Marco Langon

Personal information
- Born: 31 August 2004 (age 22)

Sport
- Country: US
- Sport: Athletics
- Events: Middle-distance running, Long-distance running, Cross Country running

Achievements and titles
- Personal bests: 1500m: 3:32.79 (Azusa, 2026) Mile: 3:54.59 (Cork, 2025) 3000m: 7:34.00 (Boston, 2026) 5000m: 13:05.21 (Boston, 2025)

Medal record
Men's athletics
Representing the United States
World Cross Country Championships
| Bronze medal – third place | 2023 Bathurst | Junior team |

= Marco Langon =

American long-distance runner (born 2004)

Marco Langon (born 31 August 2004) is an American middle long-distance, and cross country runner. Competing as part of the junior team, he won a bronze medal at the 2023 World Athletics Cross Country Championships.

==Early life==
From New Jersey, he attended Bridgewater-Raritan. In October 2021, he ran a cross country course record at the Skyland Conference Championships at Phillipsburg. He was mentored as a youngster by athletics coach Rob DeFillipis.

==Career==
Langon was selected for the American U20 Cross Country team to compete in the 2023 World Athletics Cross Country Championships U20 men's race in Bathurst, New South Wales, on February 18, 2023. Langon finished 19th in the championship, the second-fastest American after Leo Young, helping the US team to a bronze medal finish with a total of 81 points.

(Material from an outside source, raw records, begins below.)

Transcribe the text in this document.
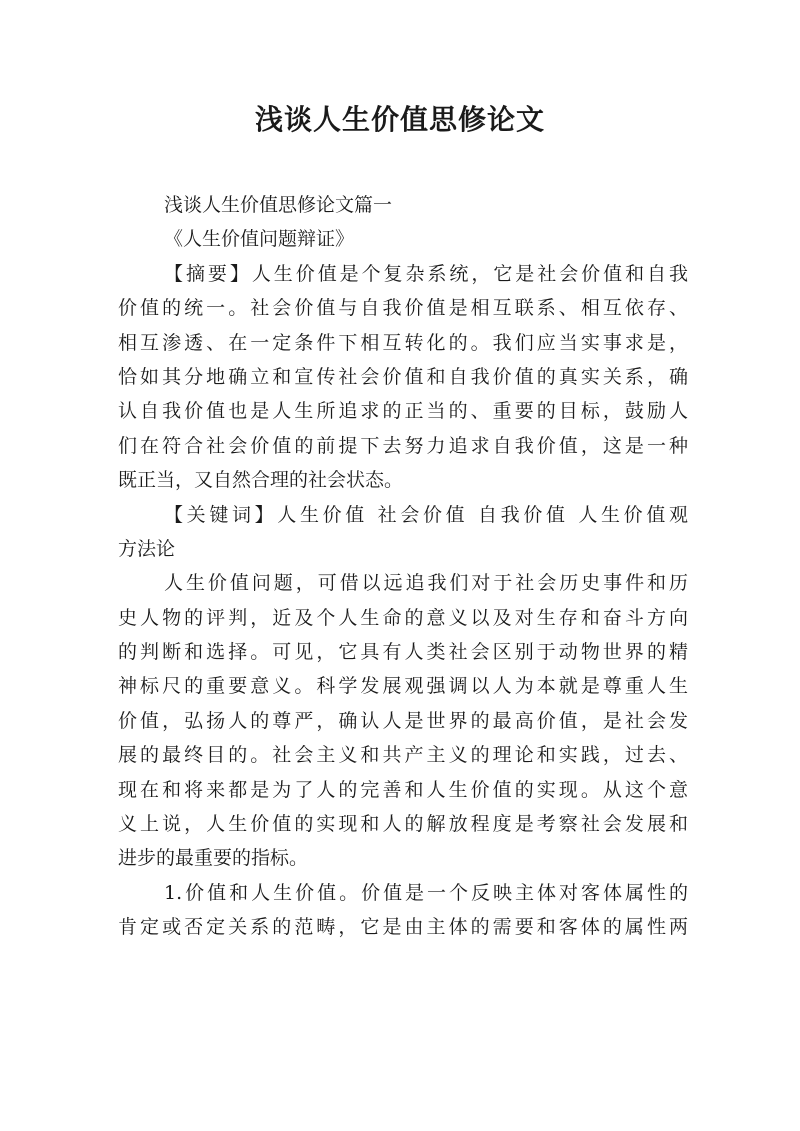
浅谈人生价值思修论文
浅谈人生价值思修论文篇一
《人生价值问题辩证》
【摘要】人生价值是个复杂系统，它是社会价值和自我
价值的统一。社会价值与自我价值是相互联系、相互依存、
相互渗透、在一定条件下相互转化的。我们应当实事求是，
恰如其分地确立和宣传社会价值和自我价值的真实关系，确
认自我价值也是人生所追求的正当的、重要的目标，鼓励人
们在符合社会价值的前提下去努力追求自我价值，这是一种
既正当，又自然合理的社会状态。
【关键词】人生价值 社会价值 自我价值 人生价值观
方法论
人生价值问题，可借以远追我们对于社会历史事件和历
史人物的评判，近及个人生命的意义以及对生存和奋斗方向
的判断和选择。可见，它具有人类社会区别于动物世界的精
神标尺的重要意义。科学发展观强调以人为本就是尊重人生
价值，弘扬人的尊严，确认人是世界的最高价值，是社会发
展的最终目的。社会主义和共产主义的理论和实践，过去、
现在和将来都是为了人的完善和人生价值的实现。从这个意
义上说，人生价值的实现和人的解放程度是考察社会发展和
进步的最重要的指标。
1.价值和人生价值。价值是一个反映主体对客体属性的
肯定或否定关系的范畴，它是由主体的需要和客体的属性两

Competing for Villanova University, on 27 March 2025, Langon set a new personal best with 3:33.38 for the 1500 metres at the Raleigh Relays, which moved him to second on the all-time list in the NCAA. The following month, he signed a name, image and likeness (NIL) contract with Diadora. He placed third behind Brian Musau and Habtom Samuel on the closing straight of the 5000 metres at the 2025 NCAA Division I Outdoor Track and Field Championships in Eugene, Oregon, in June 2025, in 13:21.17 with less than a second between all three at the finish. In July, he ran a personal best in the mile run of 3:54.59 whilst racing in Cork, Ireland.

Langon ran a 5000 metres personal best of 13:05.21 on 6 December 2025 in Boston, Massachusetts, finishing alongside Habtom Samuel, who was credited with the win by thousandths of a second. At the New Balance Indoor Grand Prix on 24 January 2026 in Boston, Langon ran an indoors 3000 metres personal best of 7:34.56 to move to fourth on the all-time collegiate performer list. He lowered that mark to 7:34.00 on 13 February in Boston at the BU Valentine Classic. He placed second in 13:36.98 in the 5000m behind Habtom Samuel on 13 March at the 2026 NCAA Indoor Championships, having run the fastest last lap in the field moving from fourth into second. The following day, he was credited with a third place finish in the 3000m final after a controversial race that saw Samuel, first across the line, disqualified post-race. In April 2026, he anchored Villanova to a win in the 4 x 1600 metres relay at the Penn Relays, running a split of 3:55.94. In May at the Franson Last Chance Meet, Langon moved to second on the NCAA all-time list behind Oregon's Simeon Birnbaum for the 1500 metres, winning in 3:32.79 after running 55.60 for the final lap. That month, he won the Big East 1500 metres final by almost four seconds in 3:39.68. Competing at the NCAA East Regional in Lexington, Kentucky on 29 May, he ran 13:27.93 to win the 5000 metres ahead of Rocky Hansen. On 12 June at the 2026 NCAA Outdoor Championships, he took the lead just prior to the final lap before placing fourth overall in the 5000 metres in Eugene. Shortly afterwards, he announced he would forego his remaining college eligibility to race professionally with Diadora. Langon won the Fifth Avenue Mile in New York in 3:45, a second ahead of British runner Jake Heyward, on 13 September.